Hi T.

T. Gau wrote:
 Hello,

I have executed 'netstat -anopb tcp' with the following result:
TCP 0.0.0.0:8009 0.0.0.0:0 LISTENING 3436 [java.exe] TCP 0.0.0.0:8080 0.0.0.0:0 LISTENING 3436 [java.exe] TCP 127.0.0.1:8005 0.0.0.0:0 LISTENING 3436 [java.exe]

I could not find another listening port for java.exe.

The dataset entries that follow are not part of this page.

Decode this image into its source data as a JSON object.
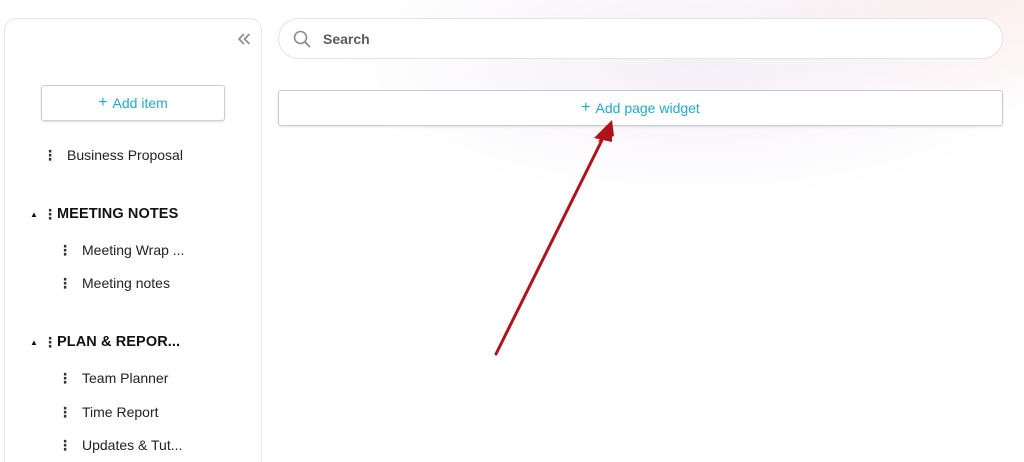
{
  "sidebar": {
    "add_item_label": "Add item",
    "items": [
      {
        "label": "Business Proposal"
      }
    ],
    "sections": [
      {
        "title": "MEETING NOTES",
        "items": [
          {
            "label": "Meeting Wrap ..."
          },
          {
            "label": "Meeting notes"
          }
        ]
      },
      {
        "title": "PLAN & REPOR...",
        "items": [
          {
            "label": "Team Planner"
          },
          {
            "label": "Time Report"
          },
          {
            "label": "Updates & Tut..."
          }
        ]
      }
    ]
  },
  "search": {
    "placeholder": "Search"
  },
  "main": {
    "add_widget_label": "Add page widget"
  },
  "colors": {
    "accent": "#23a9c9",
    "annotation_arrow": "#b0121b"
  }
}
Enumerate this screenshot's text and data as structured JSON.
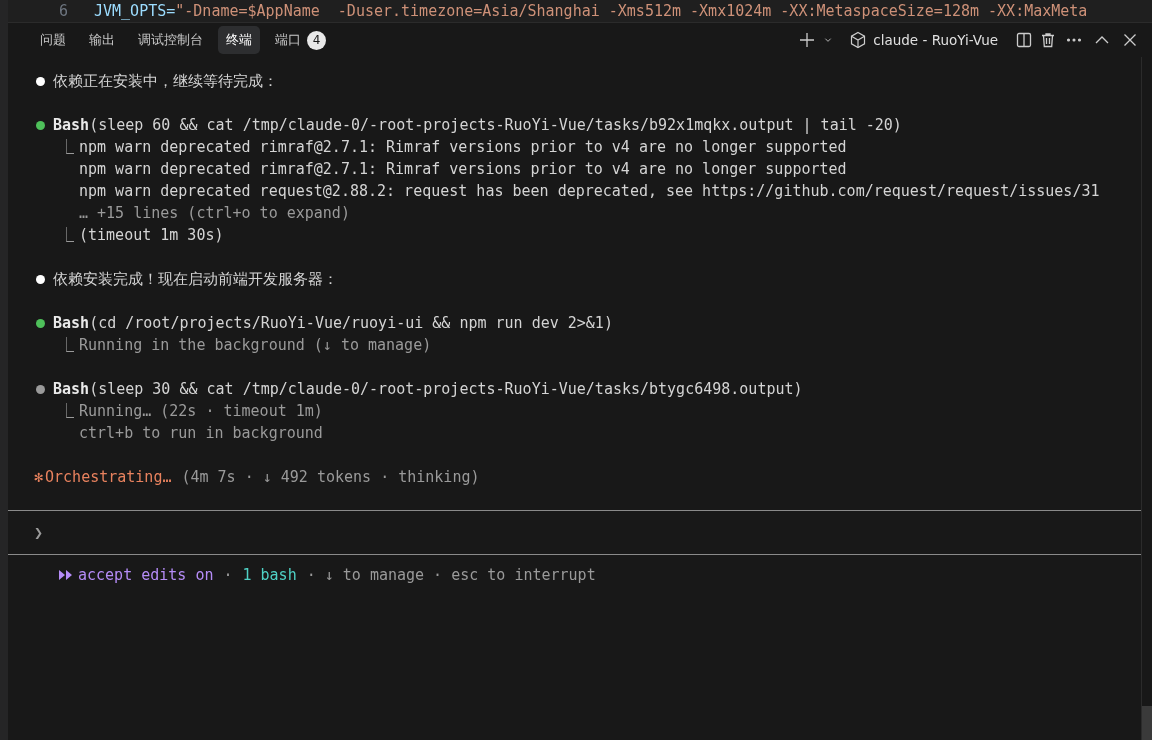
{
  "editor": {
    "line_number": "6",
    "segments": [
      {
        "text": "JVM_OPTS=",
        "kind": "variable"
      },
      {
        "text": "\"-Dname=$AppName  -Duser.timezone=Asia/Shanghai -Xms512m -Xmx1024m -XX:MetaspaceSize=128m -XX:MaxMeta",
        "kind": "string"
      }
    ]
  },
  "panel": {
    "tabs": [
      {
        "label": "问题",
        "selected": false
      },
      {
        "label": "输出",
        "selected": false
      },
      {
        "label": "调试控制台",
        "selected": false
      },
      {
        "label": "终端",
        "selected": true
      },
      {
        "label": "端口",
        "selected": false,
        "badge": "4"
      }
    ],
    "terminal_title": "claude - RuoYi-Vue"
  },
  "terminal": {
    "entries": [
      {
        "kind": "message",
        "color": "#ffffff",
        "text": "依赖正在安装中，继续等待完成："
      },
      {
        "kind": "tool",
        "color": "#4ec05a",
        "command": "**Bash**(sleep 60 && cat /tmp/claude-0/-root-projects-RuoYi-Vue/tasks/b92x1mqkx.output | tail -20)",
        "results": [
          {
            "marker": "⎿",
            "lines": [
              {
                "text": "npm warn deprecated rimraf@2.7.1: Rimraf versions prior to v4 are no longer supported",
                "dim": false
              },
              {
                "text": "npm warn deprecated rimraf@2.7.1: Rimraf versions prior to v4 are no longer supported",
                "dim": false
              },
              {
                "text": "npm warn deprecated request@2.88.2: request has been deprecated, see https://github.com/request/request/issues/31",
                "dim": false
              },
              {
                "text": "… +15 lines (ctrl+o to expand)",
                "dim": true
              }
            ]
          },
          {
            "marker": "⎿",
            "lines": [
              {
                "text": "(timeout 1m 30s)",
                "dim": false
              }
            ]
          }
        ]
      },
      {
        "kind": "message",
        "color": "#ffffff",
        "text": "依赖安装完成！现在启动前端开发服务器："
      },
      {
        "kind": "tool",
        "color": "#4ec05a",
        "command": "**Bash**(cd /root/projects/RuoYi-Vue/ruoyi-ui && npm run dev 2>&1)",
        "results": [
          {
            "marker": "⎿",
            "lines": [
              {
                "text": "Running in the background (↓ to manage)",
                "dim": true
              }
            ]
          }
        ]
      },
      {
        "kind": "tool",
        "color": "#9a9a9a",
        "command": "**Bash**(sleep 30 && cat /tmp/claude-0/-root-projects-RuoYi-Vue/tasks/btygc6498.output)",
        "results": [
          {
            "marker": "⎿",
            "lines": [
              {
                "text": "Running… (22s · timeout 1m)",
                "dim": true
              },
              {
                "text": "ctrl+b to run in background",
                "dim": true
              }
            ]
          }
        ]
      },
      {
        "kind": "status",
        "spinner": "✻",
        "verb": "Orchestrating…",
        "detail": "(4m 7s · ↓ 492 tokens · thinking)"
      }
    ],
    "prompt": "❯",
    "footer": [
      {
        "text": "accept edits on",
        "kind": "mode"
      },
      {
        "text": "·",
        "kind": "dim"
      },
      {
        "text": "1 bash",
        "kind": "bash"
      },
      {
        "text": "· ↓ to manage · esc to interrupt",
        "kind": "dim"
      }
    ]
  }
}
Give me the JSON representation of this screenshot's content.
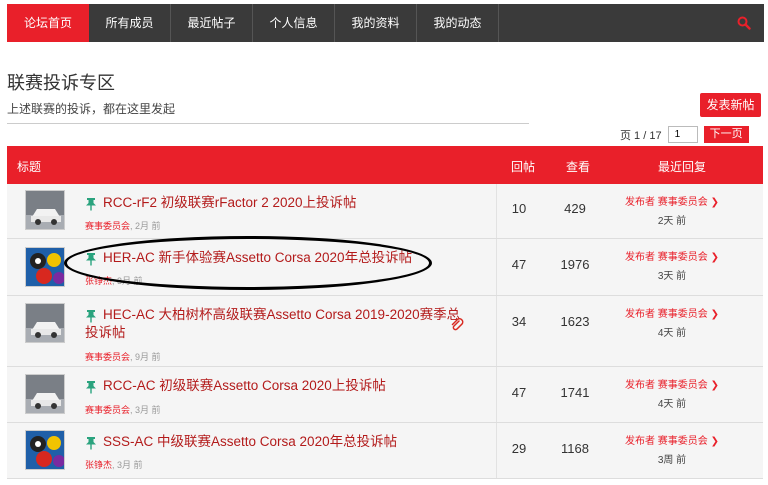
{
  "nav": {
    "items": [
      "论坛首页",
      "所有成员",
      "最近帖子",
      "个人信息",
      "我的资料",
      "我的动态"
    ],
    "search_icon": "search-icon",
    "active_color": "#e9202a",
    "bar_color": "#3a3a3a"
  },
  "page": {
    "title": "联赛投诉专区",
    "description": "上述联赛的投诉，都在这里发起",
    "post_button": "发表新帖"
  },
  "pager": {
    "label": "页 1 / 17",
    "current": "1",
    "next": "下一页"
  },
  "table": {
    "headers": {
      "title": "标题",
      "replies": "回帖",
      "views": "查看",
      "last_reply": "最近回复"
    },
    "rows": [
      {
        "thumb": "car",
        "title": "RCC-rF2 初级联赛rFactor 2 2020上投诉帖",
        "author": "赛事委员会",
        "age": "2月 前",
        "replies": "10",
        "views": "429",
        "last_by": "发布者 赛事委员会",
        "last_time": "2天 前"
      },
      {
        "thumb": "billiards",
        "title": "HER-AC 新手体验赛Assetto Corsa 2020年总投诉帖",
        "author": "张铮杰",
        "age": "3月 前",
        "replies": "47",
        "views": "1976",
        "last_by": "发布者 赛事委员会",
        "last_time": "3天 前"
      },
      {
        "thumb": "car",
        "title": "HEC-AC 大柏树杯高级联赛Assetto Corsa 2019-2020赛季总",
        "title_line2": "投诉帖",
        "author": "赛事委员会",
        "age": "9月 前",
        "replies": "34",
        "views": "1623",
        "last_by": "发布者 赛事委员会",
        "last_time": "4天 前"
      },
      {
        "thumb": "car",
        "title": "RCC-AC 初级联赛Assetto Corsa 2020上投诉帖",
        "author": "赛事委员会",
        "age": "3月 前",
        "replies": "47",
        "views": "1741",
        "last_by": "发布者 赛事委员会",
        "last_time": "4天 前"
      },
      {
        "thumb": "billiards",
        "title": "SSS-AC 中级联赛Assetto Corsa 2020年总投诉帖",
        "author": "张铮杰",
        "age": "3月 前",
        "replies": "29",
        "views": "1168",
        "last_by": "发布者 赛事委员会",
        "last_time": "3周 前"
      }
    ]
  }
}
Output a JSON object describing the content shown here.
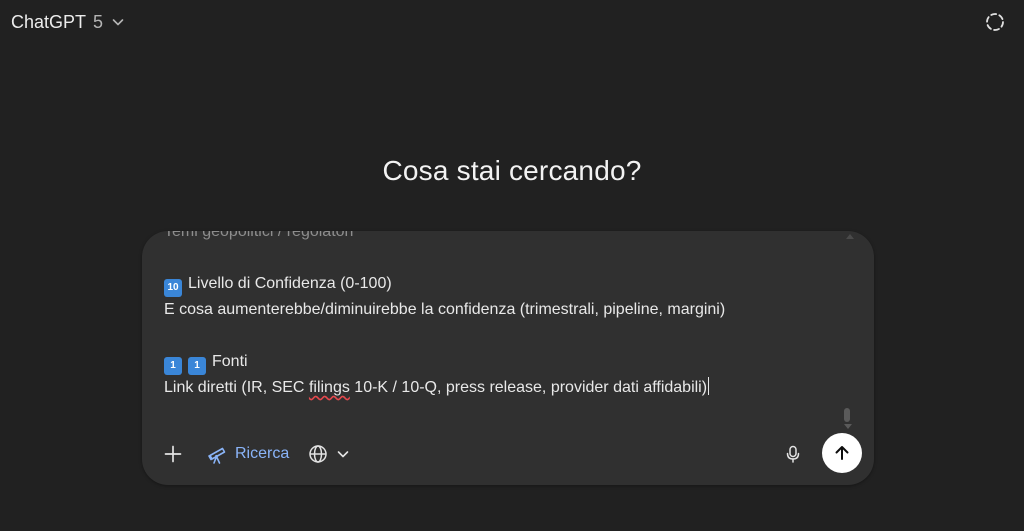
{
  "header": {
    "model_name": "ChatGPT",
    "model_version": "5",
    "model_chevron_icon": "chevron-down-icon",
    "temporary_chat_icon": "dashed-circle-icon"
  },
  "main": {
    "headline": "Cosa stai cercando?"
  },
  "composer": {
    "lines": {
      "l0": "Temi geopolitici / regolatori",
      "l1_badge": "10",
      "l1_text": "Livello di Confidenza (0-100)",
      "l2": "E cosa aumenterebbe/diminuirebbe la confidenza (trimestrali, pipeline, margini)",
      "l3_badge_a": "1",
      "l3_badge_b": "1",
      "l3_text": "Fonti",
      "l4_pre": "Link diretti (IR, SEC ",
      "l4_misspelled": "filings",
      "l4_post": " 10-K / 10-Q, press release, provider dati affidabili)"
    },
    "toolbar": {
      "research_label": "Ricerca",
      "accent_color": "#8ab4f8"
    }
  },
  "colors": {
    "background": "#212121",
    "composer": "#303030",
    "badge": "#3a86d8"
  }
}
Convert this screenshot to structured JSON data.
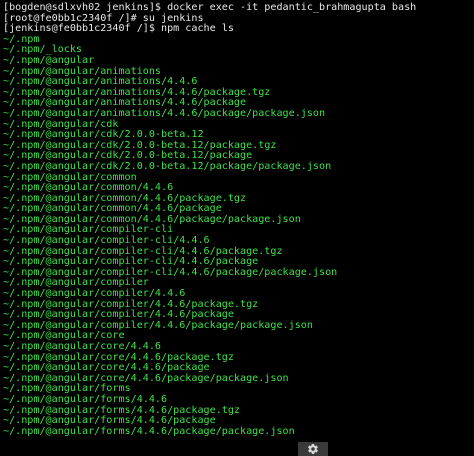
{
  "terminal": {
    "lines": [
      {
        "text": "[bogden@sdlxvh02 jenkins]$ docker exec -it pedantic_brahmagupta bash",
        "kind": "cmd"
      },
      {
        "text": "[root@fe0bb1c2340f /]# su jenkins",
        "kind": "cmd"
      },
      {
        "text": "[jenkins@fe0bb1c2340f /]$ npm cache ls",
        "kind": "cmd"
      },
      {
        "text": "~/.npm",
        "kind": "out"
      },
      {
        "text": "~/.npm/_locks",
        "kind": "out"
      },
      {
        "text": "~/.npm/@angular",
        "kind": "out"
      },
      {
        "text": "~/.npm/@angular/animations",
        "kind": "out"
      },
      {
        "text": "~/.npm/@angular/animations/4.4.6",
        "kind": "out"
      },
      {
        "text": "~/.npm/@angular/animations/4.4.6/package.tgz",
        "kind": "out"
      },
      {
        "text": "~/.npm/@angular/animations/4.4.6/package",
        "kind": "out"
      },
      {
        "text": "~/.npm/@angular/animations/4.4.6/package/package.json",
        "kind": "out"
      },
      {
        "text": "~/.npm/@angular/cdk",
        "kind": "out"
      },
      {
        "text": "~/.npm/@angular/cdk/2.0.0-beta.12",
        "kind": "out"
      },
      {
        "text": "~/.npm/@angular/cdk/2.0.0-beta.12/package.tgz",
        "kind": "out"
      },
      {
        "text": "~/.npm/@angular/cdk/2.0.0-beta.12/package",
        "kind": "out"
      },
      {
        "text": "~/.npm/@angular/cdk/2.0.0-beta.12/package/package.json",
        "kind": "out"
      },
      {
        "text": "~/.npm/@angular/common",
        "kind": "out"
      },
      {
        "text": "~/.npm/@angular/common/4.4.6",
        "kind": "out"
      },
      {
        "text": "~/.npm/@angular/common/4.4.6/package.tgz",
        "kind": "out"
      },
      {
        "text": "~/.npm/@angular/common/4.4.6/package",
        "kind": "out"
      },
      {
        "text": "~/.npm/@angular/common/4.4.6/package/package.json",
        "kind": "out"
      },
      {
        "text": "~/.npm/@angular/compiler-cli",
        "kind": "out"
      },
      {
        "text": "~/.npm/@angular/compiler-cli/4.4.6",
        "kind": "out"
      },
      {
        "text": "~/.npm/@angular/compiler-cli/4.4.6/package.tgz",
        "kind": "out"
      },
      {
        "text": "~/.npm/@angular/compiler-cli/4.4.6/package",
        "kind": "out"
      },
      {
        "text": "~/.npm/@angular/compiler-cli/4.4.6/package/package.json",
        "kind": "out"
      },
      {
        "text": "~/.npm/@angular/compiler",
        "kind": "out"
      },
      {
        "text": "~/.npm/@angular/compiler/4.4.6",
        "kind": "out"
      },
      {
        "text": "~/.npm/@angular/compiler/4.4.6/package.tgz",
        "kind": "out"
      },
      {
        "text": "~/.npm/@angular/compiler/4.4.6/package",
        "kind": "out"
      },
      {
        "text": "~/.npm/@angular/compiler/4.4.6/package/package.json",
        "kind": "out"
      },
      {
        "text": "~/.npm/@angular/core",
        "kind": "out"
      },
      {
        "text": "~/.npm/@angular/core/4.4.6",
        "kind": "out"
      },
      {
        "text": "~/.npm/@angular/core/4.4.6/package.tgz",
        "kind": "out"
      },
      {
        "text": "~/.npm/@angular/core/4.4.6/package",
        "kind": "out"
      },
      {
        "text": "~/.npm/@angular/core/4.4.6/package/package.json",
        "kind": "out"
      },
      {
        "text": "~/.npm/@angular/forms",
        "kind": "out"
      },
      {
        "text": "~/.npm/@angular/forms/4.4.6",
        "kind": "out"
      },
      {
        "text": "~/.npm/@angular/forms/4.4.6/package.tgz",
        "kind": "out"
      },
      {
        "text": "~/.npm/@angular/forms/4.4.6/package",
        "kind": "out"
      },
      {
        "text": "~/.npm/@angular/forms/4.4.6/package/package.json",
        "kind": "out"
      }
    ]
  },
  "colors": {
    "background": "#000000",
    "command_text": "#e8e8e8",
    "output_text": "#3fe04a"
  },
  "settings_button": {
    "icon": "gear-icon"
  }
}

The above is perfectly normal and classical.  It shows
- a listening port 8080, for the HTTP Connector
- a listening port 8009, for the AJP Connector
- a listening port 8005, for the Tomcat shutdown connector



BUT the requests to the frozen Tomcat results into
TCP 127.0.0.1:8080 127.0.0.1:2049 CLOSE_WAIT 3436 [java.exe] TCP 127.0.0.1:8080 127.0.0.1:2050 CLOSE_WAIT 3436 [java.exe] TCP 127.0.0.1:8080 127.0.0.1:1992 CLOSE_WAIT 3436 [java.exe] TCP 127.0.0.1:8080 127.0.0.1:1991 CLOSE_WAIT 3436 [java.exe] TCP 127.0.0.1:8080 127.0.0.1:2051 CLOSE_WAIT 3436 [java.exe] TCP 127.0.0.1:8080 127.0.0.1:1990 CLOSE_WAIT 3436 [java.exe] TCP 127.0.0.1:8080 127.0.0.1:1989 CLOSE_WAIT 3436 [java.exe] TCP 127.0.0.1:8080 127.0.0.1:2043 CLOSE_WAIT 3436 [java.exe] TCP 127.0.0.1:8080 127.0.0.1:2042 CLOSE_WAIT 3436 [java.exe]
Any ideas what happens here?


That is more interesting. If the situation above is transitory (just lasts a few seconds), then it might be normal. If the situation above persists for a long tine, then it shows that Tomcat (or something within Tomcat) is not properly closing its end of client sockets, and that the objects containing these sockets are lingering on the Heap, waiting to be collected. I'm sure someone else on this list could suggest a scenario where a badly-behaved application could achieve this.